Independence assumption¶
If a feature is correlated to lagged (shifted) versions of itself, then the dataset may be ordered by that feature, or the records may not be independent. If several features are correlated to themselves, then the data instances may not be independent.
rf.is_correlated(df['GR'])
True
This is order-dependent. That is, shuffling the data removes the correlation, but does not mean the records are independent.
gr = df['GR'].to_numpy(copy=True)
np.random.shuffle(gr)
rf.is_correlated(gr)
False
See the Tutorial for more about this function.
Feature importance¶
We’d like to know which features are the most important.
redflag
trains a series of models on your data, assessing which features are most important. It then normalizes and averages the results.

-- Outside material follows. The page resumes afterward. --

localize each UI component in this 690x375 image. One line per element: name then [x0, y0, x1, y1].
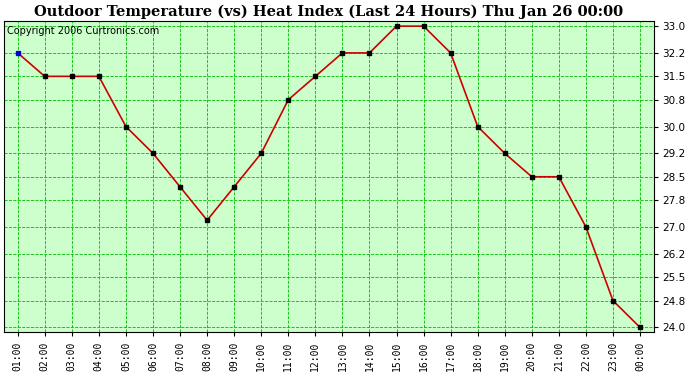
- Text: Copyright 2006 Curtronics.com: Copyright 2006 Curtronics.com: [8, 26, 159, 36]
- Title: Outdoor Temperature (vs) Heat Index (Last 24 Hours) Thu Jan 26 00:00: Outdoor Temperature (vs) Heat Index (Las…: [34, 4, 624, 18]
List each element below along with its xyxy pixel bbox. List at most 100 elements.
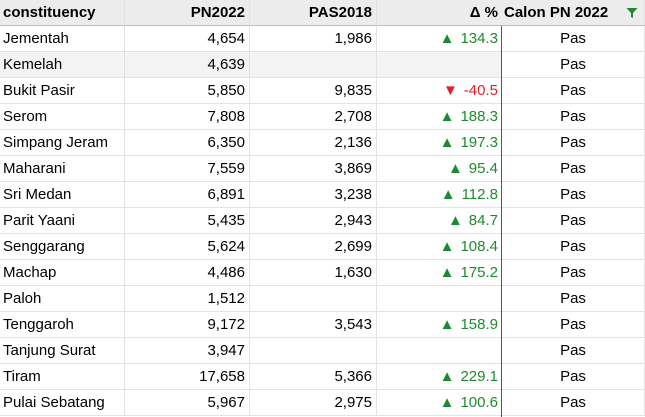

To serve as a ‘control’, let’s add a column of small random numbers that we know is not useful. We’d expect this column to come out with very low importance (i.e. close to zero).
df['Random'] = np.random.normal(scale=0.1, size=len(df))
df['Constant'] = -1
First, a classification task. Imagine we’re trying to predict lithology from well logs. Which are the most important logs?
features = ['GR', 'ILD_log10', 'PE', 'Random', 'Constant']
X = df[features]
y = df['Lithology']
importances = rf.feature_importances(X, y, random_state=13)
importances
array([0.31186251, 0.39304271, 0.24201612, 0.05307865, 0. ])
This tells us that the most important features are, in order: PE, ILD, GR, with the random and constant variables unsurprisingly useless.
There’s a function to help us decide which are the least important features; it returns the indices of the least useful features, in order (least useful first):
rf.least_important_features(importances)
array([4, 3])
And a complementary function reporting the most important:
rf.most_important_features(importances)
array([1, 0, 2])
Now we’ll look at a regression task. We’ll try to predict RHOB from the other logs (including the dummy variables). The function guesses that this is a regression task:
features = ['GR', 'ILD_log10', 'PE', 'Random', 'Constant']
X = df[features]
y = df['RHOB']
rf.feature_importances(X, y)
array([0.09364189, 0.38557445, 0.48607793, 0.03470573, 0. ])
The most predictive features are PE and ILD, with GR substantially less important. Again, the random and constant variables are the least important feature.
See the Tutorial for more about this function.